Convergence géopolitique régionale
En coulisse, les dossiers bilatéraux n’ont pas manqué. Brazzaville et Luanda partagent plus de deux mille kilomètres de frontière, un héritage colonial qui implique gestion douanière, lutte contre la contrebande pétrolière et coordination sécuritaire. Dans la remise des messages officiels, Jean-Claude Gakosso a salué l’engagement angolais en faveur de la stabilité à l’est de la République démocratique du Congo. Cette reconnaissance n’est pas seulement protocolaire : elle inscrit la diplomatie congolaise dans la logique de « complémentarité sécuritaire » prônée depuis plusieurs années par le président Sassou Nguesso, qui voit dans la paix régionale une condition sine qua non de la prospérité nationale. De son côté, Luanda mesure l’intérêt d’un voisin fiable capable de dialoguer avec tous les protagonistes du bassin du Congo.
Un tandem Brazzaville-Luanda renforcé
L’agenda diplomatique angolais est chargé : Sommet Amérique-Afrique tenu récemment, préparation du Sommet Union africaine-Union européenne et plaidoyer pour une réforme du Conseil de sécurité. Autant de fronts où Brazzaville espère trouver un allié naturel. Les déclarations de Jean-Claude Gakosso, rappelant « les liens de sang et de mémoire entre nos peuples », s’inscrivent dans une narration d’interdépendance que les deux capitales entretiennent depuis les années 1970. Observateurs et chancelleries notent que la fluidité de cette relation contraste avec les turbulences connues par certaines organisations régionales. Signe tangible, les discussions ont inclus la mise en place d’un comité conjoint chargé de suivre les engagements, du soutien à la mobilité étudiante à la facilitation des investissements croisés dans les hydrocarbures.
Perspectives d’un axe atlanto-équatorial
Si la candidature Matoko constitue le volet multilatéral le plus visible, elle n’épuise pas la portée de la mission. Plusieurs sources diplomatiques évoquent la volonté de bâtir à terme un corridor maritime Atlanto-équatorial s’appuyant sur les ports de Pointe-Noire et de Lobito. Ce projet, évoqué à demi-mots, traduirait une complémentarité logistique susceptible de sécuriser les exportations de métaux critiques congolais et d’hydrocarbures angolais. À l’heure où les partenaires traditionnels scrutent la transition énergétique, l’axe Brazzaville-Luanda pourrait ainsi peser dans la redéfinition des chaînes de valeur africaines, tout en offrant à leurs présidents la stature de médiateurs régionaux.
Engagement diplomatique et continuité politique
En confiant à Jean-Claude Gakosso un message personnel à l’attention de João Lourenço, le président Denis Sassou Nguesso confirme sa préférence pour la diplomatie de proximité, attentive aux équilibres internes des organisations continentales.

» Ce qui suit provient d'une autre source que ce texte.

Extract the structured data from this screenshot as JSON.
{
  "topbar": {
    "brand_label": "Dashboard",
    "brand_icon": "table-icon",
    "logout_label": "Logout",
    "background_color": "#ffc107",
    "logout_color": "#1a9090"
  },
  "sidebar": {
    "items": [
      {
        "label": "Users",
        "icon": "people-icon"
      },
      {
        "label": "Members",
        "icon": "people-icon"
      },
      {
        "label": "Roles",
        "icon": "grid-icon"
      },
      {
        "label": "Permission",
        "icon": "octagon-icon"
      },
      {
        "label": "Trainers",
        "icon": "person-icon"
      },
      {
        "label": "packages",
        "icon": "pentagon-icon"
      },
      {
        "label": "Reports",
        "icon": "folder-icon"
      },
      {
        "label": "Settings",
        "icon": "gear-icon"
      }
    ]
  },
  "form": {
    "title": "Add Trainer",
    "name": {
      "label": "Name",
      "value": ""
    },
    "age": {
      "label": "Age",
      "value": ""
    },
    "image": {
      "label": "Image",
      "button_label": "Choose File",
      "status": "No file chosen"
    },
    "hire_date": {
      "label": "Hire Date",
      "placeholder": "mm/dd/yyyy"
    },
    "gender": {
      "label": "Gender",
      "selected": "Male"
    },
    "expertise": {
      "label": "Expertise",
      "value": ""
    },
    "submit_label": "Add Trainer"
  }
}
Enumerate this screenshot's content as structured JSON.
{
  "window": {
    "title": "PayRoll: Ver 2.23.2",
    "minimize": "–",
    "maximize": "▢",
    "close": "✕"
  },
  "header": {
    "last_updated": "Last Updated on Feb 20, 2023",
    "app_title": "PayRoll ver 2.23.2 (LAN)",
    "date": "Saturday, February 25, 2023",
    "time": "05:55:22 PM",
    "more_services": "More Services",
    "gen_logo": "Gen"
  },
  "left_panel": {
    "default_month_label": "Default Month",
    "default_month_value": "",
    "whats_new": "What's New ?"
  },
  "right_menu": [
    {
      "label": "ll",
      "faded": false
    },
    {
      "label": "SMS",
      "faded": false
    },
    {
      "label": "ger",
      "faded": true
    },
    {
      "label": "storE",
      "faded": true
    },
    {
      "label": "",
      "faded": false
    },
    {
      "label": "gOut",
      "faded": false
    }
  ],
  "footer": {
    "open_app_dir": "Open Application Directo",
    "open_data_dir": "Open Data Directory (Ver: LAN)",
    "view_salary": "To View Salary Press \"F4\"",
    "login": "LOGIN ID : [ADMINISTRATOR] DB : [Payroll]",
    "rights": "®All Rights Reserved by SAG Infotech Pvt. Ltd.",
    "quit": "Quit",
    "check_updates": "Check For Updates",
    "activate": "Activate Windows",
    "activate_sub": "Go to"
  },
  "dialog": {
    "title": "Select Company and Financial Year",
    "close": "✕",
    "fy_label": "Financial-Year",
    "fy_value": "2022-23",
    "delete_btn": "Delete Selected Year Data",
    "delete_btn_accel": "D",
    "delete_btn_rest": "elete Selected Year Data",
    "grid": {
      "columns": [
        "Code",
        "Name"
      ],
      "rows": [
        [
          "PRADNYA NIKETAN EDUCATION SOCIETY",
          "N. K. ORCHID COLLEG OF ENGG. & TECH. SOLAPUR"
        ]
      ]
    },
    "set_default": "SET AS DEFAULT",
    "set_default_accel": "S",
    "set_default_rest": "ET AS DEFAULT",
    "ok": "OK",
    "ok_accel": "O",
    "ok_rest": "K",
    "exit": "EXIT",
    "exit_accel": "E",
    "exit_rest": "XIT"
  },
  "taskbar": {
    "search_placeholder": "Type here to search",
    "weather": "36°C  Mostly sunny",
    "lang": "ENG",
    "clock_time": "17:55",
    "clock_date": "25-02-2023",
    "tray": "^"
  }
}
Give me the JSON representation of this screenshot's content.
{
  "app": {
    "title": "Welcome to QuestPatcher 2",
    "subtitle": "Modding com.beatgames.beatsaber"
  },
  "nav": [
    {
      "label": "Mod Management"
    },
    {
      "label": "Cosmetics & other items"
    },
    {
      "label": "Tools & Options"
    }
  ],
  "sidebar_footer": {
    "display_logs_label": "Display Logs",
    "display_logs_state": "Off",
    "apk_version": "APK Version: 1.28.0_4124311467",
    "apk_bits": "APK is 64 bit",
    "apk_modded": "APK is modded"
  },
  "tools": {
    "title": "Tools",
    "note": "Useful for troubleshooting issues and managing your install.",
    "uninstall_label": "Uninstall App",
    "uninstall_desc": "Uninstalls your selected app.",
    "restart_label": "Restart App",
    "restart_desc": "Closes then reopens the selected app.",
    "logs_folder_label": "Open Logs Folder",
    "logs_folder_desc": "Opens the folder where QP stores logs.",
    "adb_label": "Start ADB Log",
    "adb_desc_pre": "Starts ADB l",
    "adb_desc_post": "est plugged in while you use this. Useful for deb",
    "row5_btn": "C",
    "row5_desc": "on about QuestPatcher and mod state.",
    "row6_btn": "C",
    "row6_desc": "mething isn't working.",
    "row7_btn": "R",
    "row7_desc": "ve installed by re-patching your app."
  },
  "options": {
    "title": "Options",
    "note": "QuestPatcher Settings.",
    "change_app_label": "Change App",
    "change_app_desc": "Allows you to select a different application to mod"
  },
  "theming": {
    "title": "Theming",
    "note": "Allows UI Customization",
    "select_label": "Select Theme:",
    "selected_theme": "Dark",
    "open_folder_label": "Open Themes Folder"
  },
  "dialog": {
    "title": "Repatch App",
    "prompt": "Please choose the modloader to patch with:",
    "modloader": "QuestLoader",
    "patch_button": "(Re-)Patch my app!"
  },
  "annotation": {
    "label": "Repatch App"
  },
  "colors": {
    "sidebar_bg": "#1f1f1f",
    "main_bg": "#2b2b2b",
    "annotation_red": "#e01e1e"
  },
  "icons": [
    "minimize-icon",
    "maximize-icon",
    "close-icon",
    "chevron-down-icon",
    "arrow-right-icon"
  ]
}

Cette méthode, qui combine respect des souverainetés et recherche de consensus, a valu à Brazzaville d’être régulièrement sollicitée comme facilitateur, notamment sur le dossier centrafricain. Dans un contexte mondial fragmenté, l’entretien du dialogue avec Luanda sert d’amplificateur à cette posture. Il offre également un tremplin symbolique à l’ambition congolaise au sein de l’Unesco, organisation où l’Afrique, forte de cinquante-quatre voix, peut prétendre faire valoir une vision originale des politiques culturelles et éducatives. Les prochains mois diront si l’offensive diplomatique congolaise fera école, mais la visite de Luanda aura démontré qu’entre l’influence régionale et la présence multilatérale, Brazzaville ne souhaite pas choisir.